The Morgan Library has on display, Treatise on the Veil, a Cy Twombly work that feels a bit out of place in the grand robber baron interiors. Because of the scale and content, the painting threatens to break out of the room and into the street.
This massive piece should be shown in an aircraft hangar or mounted on the berlin wall (happy anniversary) or stood up in a field like a drive-in movie theater screen for everyone to accelerate towards it to get an appropriate sense of relationship from it. Maybe it should be in Marfa.
It is a remarkable piece of work, warm grey washes that cool out and intensify in the vigorous signature hatchings of Twombly, but also distant, like the ocean on the Cape as a storm rolls in, desaturated greens, olive rubbed into charcoal and frenetic but so massive that it all smooths out into a void of a rectangle.
Inscribed on the washes and marks of oil house paint, Twombly marks out a timeline, text marks the entry and the exit of the viewer.

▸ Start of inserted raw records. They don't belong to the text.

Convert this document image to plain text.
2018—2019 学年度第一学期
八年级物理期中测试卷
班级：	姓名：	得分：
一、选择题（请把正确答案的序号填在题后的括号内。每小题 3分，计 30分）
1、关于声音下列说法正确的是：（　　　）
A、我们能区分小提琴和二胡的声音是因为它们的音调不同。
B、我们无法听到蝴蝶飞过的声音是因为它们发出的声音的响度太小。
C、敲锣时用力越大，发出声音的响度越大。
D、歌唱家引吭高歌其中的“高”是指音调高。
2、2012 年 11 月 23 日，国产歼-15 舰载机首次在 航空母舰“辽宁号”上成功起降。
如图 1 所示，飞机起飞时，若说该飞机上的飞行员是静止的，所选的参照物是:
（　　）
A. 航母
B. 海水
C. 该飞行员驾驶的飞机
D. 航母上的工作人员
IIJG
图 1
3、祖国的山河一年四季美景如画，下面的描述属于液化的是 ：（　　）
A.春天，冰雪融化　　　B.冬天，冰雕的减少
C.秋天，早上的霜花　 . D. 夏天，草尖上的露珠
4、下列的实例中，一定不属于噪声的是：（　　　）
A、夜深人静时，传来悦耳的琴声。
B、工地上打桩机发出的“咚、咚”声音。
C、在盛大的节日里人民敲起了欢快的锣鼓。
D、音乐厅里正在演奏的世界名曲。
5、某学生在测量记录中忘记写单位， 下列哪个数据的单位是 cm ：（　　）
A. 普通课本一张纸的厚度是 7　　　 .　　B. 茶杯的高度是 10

The text and architectural marks serve as a diagram for the experience of the piece. Instructions to the invisible or yet to be felt.
The painting is designed to move you and structure space even as it threatens to pull it all in through it’s vacuum. JPMorgan’s entire library, grand lobby frescos, and million manuscripts, crumpling up into the gravitational pull of this portal to be collapsed and shredded by the infinite nothing of blank minimalist futurity.
Only the hatchmarks on the surface, the notations, like an interpreted score to the music that inspired the work will keep you from falling in. This reflection on the surface is our handiwork, the feeble note from that present to this time.
If you watch it long enough, it will move imperceptibly, like the surface of an ocean as seen from a plane.